Hundreds of studies over the past twenty-five years have shown that stress can contribute to many illnesses and disease. Additionally, numerous animal studies over the same period have clearly shown that a vast array of stressors can alter many aspects of the immune response, much of which is mediated via the HPA or SAM axes. In this article we have reviewed the literature on the effects of stress on a wide range of different illnesses and diseases, including: The immune response to viruses; The immune response to HIV; The immune response to viral vaccines; Gastrointestinal disorders; Diabetes: Cancer; Asthma; Coronary heart disease; Multiple sclerosis; Meniere's disease; Post traumatic stress disorder; Alzheimer's disease and Back pain.
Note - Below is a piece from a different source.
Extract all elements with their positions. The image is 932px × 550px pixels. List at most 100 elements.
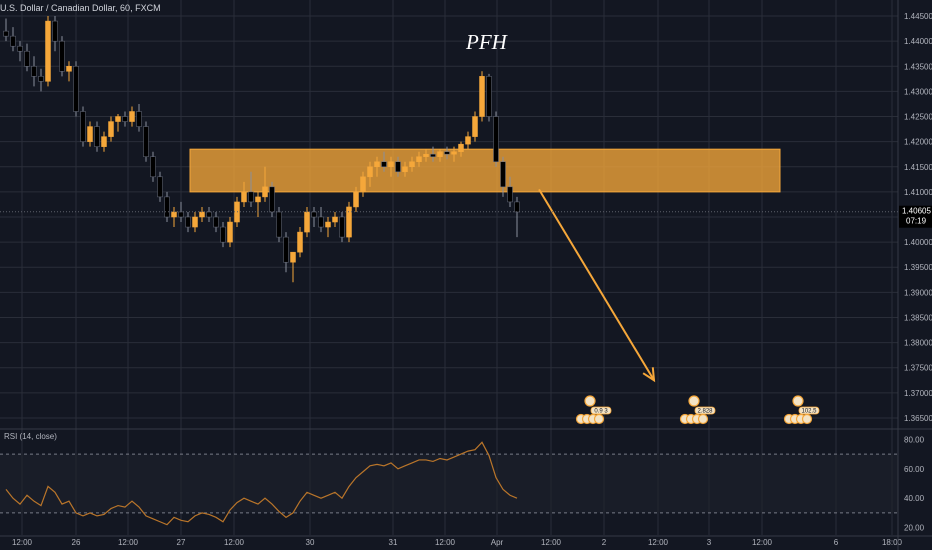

Although there exists some conflicting data, the general findings are that stress contributes, in some form or other, to either the onset, severity and/or progression of these illnesses or diseases. Furthermore, some neuroimmunological mechanistic models are presented as to show how stress can produce such changes in specific diseases.

Acknowledgements

We would like to acknowledge grant funding from NIH/NINDS R01 39569 and Dana Parks for excellent secretarial assistance.